Great injustices also occur inside our prisons. Inmates in Southern Ohio are on hunger strike, now approaching 30 days long, because of their treatment. And mothers inside of a for-profit immigrant detention center are also on hunger strike over their treatment.
Prisoners who speak out about the injustice are treated the worst as we see in the case of Barrett Brown who was denied access to email after communicating with the media. We especially see it in the case of Mumia Abu Jamal who may be facing death by medical neglect. Protests took place from coast to coast this week demanding appropriate medical treatment for Mumia.
This new study shows that racist criminalization of black males begins in preschool and has lifelong consequences.
People are fighting back against criminal injustice. We’ve seen it in the #BlackLivesMatter movement. College students are organizing to end solitary confinement of juveniles and a new BDS movement is being organized to target corporations that profit from prisons.
A Revolution of Values
The root causes of the crises in our nation and world run deep. If we are to succeed in solving these crises, we must understand their root causes and create new ways of doing things that get at the roots.
It was Dr. King who called for a revolution of values in our struggle for a new world. In “Beyond Vietnam,” King said “Our only hope today lies in our ability to recapture the revolutionary spirit and go out into a sometimes hostile world declaring eternal hostility to poverty, racism, and militarism. With this powerful commitment we shall boldly challenge the status quo and unjust mores …”
There are many signs that the revolution of values is rising. Students in Amsterdam protested the financialization of education by taking over a university space and modeling a more democratic and inclusive way of making decisions. Similarly in Spain, woman are defying the traditional hierarchical model of politics by forming a more horizontal and networked style of leadership. Women are seizing space in the anti-austerity protests in Quebec and insisting that the struggle be not only feminist but also trans-inclusive.

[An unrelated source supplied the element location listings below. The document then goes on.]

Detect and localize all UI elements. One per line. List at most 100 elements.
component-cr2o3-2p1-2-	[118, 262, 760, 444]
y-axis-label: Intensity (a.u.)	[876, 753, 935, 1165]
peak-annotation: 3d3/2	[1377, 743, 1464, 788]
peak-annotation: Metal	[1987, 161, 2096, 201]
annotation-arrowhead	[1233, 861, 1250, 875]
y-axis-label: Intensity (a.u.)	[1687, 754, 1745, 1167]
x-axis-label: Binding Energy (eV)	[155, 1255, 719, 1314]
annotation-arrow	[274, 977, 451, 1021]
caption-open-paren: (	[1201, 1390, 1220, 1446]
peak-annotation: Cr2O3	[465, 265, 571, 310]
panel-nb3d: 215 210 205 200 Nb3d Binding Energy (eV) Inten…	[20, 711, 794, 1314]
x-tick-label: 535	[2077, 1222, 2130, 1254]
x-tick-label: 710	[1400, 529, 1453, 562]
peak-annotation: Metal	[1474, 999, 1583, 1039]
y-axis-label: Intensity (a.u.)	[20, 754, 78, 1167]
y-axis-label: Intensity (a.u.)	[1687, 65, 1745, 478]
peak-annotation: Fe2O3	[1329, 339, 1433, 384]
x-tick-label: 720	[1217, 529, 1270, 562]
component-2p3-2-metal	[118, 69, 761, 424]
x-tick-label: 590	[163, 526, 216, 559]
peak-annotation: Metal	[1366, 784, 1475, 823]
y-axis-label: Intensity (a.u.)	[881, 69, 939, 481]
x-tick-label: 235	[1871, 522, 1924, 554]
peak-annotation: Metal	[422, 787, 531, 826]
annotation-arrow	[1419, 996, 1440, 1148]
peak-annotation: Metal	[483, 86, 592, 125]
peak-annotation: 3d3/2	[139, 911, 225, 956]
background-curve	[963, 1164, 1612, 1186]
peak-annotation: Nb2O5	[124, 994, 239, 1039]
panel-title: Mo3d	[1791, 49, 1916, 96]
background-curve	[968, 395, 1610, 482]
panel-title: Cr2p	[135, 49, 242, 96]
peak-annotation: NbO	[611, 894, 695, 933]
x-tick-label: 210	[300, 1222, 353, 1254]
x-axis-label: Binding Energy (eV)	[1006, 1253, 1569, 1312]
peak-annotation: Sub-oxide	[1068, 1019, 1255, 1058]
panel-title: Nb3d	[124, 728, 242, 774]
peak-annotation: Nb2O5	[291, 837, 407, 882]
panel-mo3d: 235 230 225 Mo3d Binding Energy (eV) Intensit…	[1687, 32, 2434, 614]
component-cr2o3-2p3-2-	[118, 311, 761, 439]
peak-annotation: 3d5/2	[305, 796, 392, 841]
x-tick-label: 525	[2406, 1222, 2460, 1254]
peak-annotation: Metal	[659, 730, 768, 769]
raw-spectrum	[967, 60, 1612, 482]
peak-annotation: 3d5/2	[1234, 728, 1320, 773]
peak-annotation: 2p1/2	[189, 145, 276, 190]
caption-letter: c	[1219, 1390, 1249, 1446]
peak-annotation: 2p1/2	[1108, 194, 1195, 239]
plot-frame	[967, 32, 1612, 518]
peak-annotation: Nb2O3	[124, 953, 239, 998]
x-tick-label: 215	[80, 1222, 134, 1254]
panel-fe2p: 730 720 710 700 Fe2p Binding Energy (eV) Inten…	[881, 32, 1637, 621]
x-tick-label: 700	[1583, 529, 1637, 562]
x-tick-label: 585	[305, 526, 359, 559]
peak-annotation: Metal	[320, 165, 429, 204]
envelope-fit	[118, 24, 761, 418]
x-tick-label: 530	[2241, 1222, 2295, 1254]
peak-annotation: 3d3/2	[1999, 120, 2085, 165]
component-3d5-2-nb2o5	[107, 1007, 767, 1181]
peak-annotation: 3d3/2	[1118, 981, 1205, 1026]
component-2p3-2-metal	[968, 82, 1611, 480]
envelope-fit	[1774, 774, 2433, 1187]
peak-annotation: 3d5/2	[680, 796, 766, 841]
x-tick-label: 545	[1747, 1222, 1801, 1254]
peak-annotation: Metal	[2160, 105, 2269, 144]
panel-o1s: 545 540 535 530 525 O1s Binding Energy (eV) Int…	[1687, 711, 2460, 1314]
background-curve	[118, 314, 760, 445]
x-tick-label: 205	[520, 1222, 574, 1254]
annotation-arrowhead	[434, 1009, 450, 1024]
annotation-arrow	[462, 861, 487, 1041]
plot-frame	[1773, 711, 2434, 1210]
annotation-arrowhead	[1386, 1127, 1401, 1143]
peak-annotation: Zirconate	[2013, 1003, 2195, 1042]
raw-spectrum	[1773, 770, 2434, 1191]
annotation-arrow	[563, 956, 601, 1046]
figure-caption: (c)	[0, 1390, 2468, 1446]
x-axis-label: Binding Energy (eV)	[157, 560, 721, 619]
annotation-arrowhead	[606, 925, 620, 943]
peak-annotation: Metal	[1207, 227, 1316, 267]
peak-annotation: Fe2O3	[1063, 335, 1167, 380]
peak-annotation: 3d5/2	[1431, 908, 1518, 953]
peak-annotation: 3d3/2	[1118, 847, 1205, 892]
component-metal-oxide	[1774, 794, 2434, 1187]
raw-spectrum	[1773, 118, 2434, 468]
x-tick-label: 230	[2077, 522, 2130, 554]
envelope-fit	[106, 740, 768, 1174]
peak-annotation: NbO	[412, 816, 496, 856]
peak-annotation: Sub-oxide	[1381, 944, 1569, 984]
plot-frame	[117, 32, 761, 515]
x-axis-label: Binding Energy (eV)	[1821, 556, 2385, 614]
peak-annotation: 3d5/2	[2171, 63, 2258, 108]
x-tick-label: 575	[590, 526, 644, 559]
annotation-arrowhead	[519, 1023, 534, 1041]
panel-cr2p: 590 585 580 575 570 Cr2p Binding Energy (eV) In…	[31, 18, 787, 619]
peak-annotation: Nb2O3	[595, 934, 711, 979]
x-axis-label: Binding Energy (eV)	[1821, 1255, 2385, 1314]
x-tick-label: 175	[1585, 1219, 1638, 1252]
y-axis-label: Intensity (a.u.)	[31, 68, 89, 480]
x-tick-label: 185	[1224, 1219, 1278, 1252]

A key battle in the revolution of values is coming to a head this week as the Congress is planning to introduce and push forward fast track for corporate rigged trade agreements like the Trans-Pacific Partnership. The values these agreements put forward are profit for the wealthiest corporations in the world coming at the expense of people in planet. To pass fast track and make these agreements law, the Obama administration is resorting to misleading statements, e.g. claiming there is environmental support when there is none; claiming TPP will create more jobs when it will lose jobs; claiming it will decrease the trade deficit, when it will increase. The reality is that it is not consistent with moral values to have a trade tribunal system rigged for the corporations, without court review.
This week people will be fighting for our moral values – protecting the planet and people before profits; urging real democracy not corporate rule – in DC as we start a People’s Block of fast track. And, there is a growing list of actions planned all over the country for April 18. If you want to get involved in this critical battle at the key moment, join us.
Just as Matt Kennard shook off the hypnosis and saw reality, we must not be afraid to see the truth around us. Once we do, the root causes of the crisis become evident. And, in the end we must fight for a revolution of values; values that end the violence of militarism, racism and capitalism; lead to cooperation between people working together for social, economic and environmental justice. And, when we seek that we will quickly recognize we are not alone, millions are already on that path with us.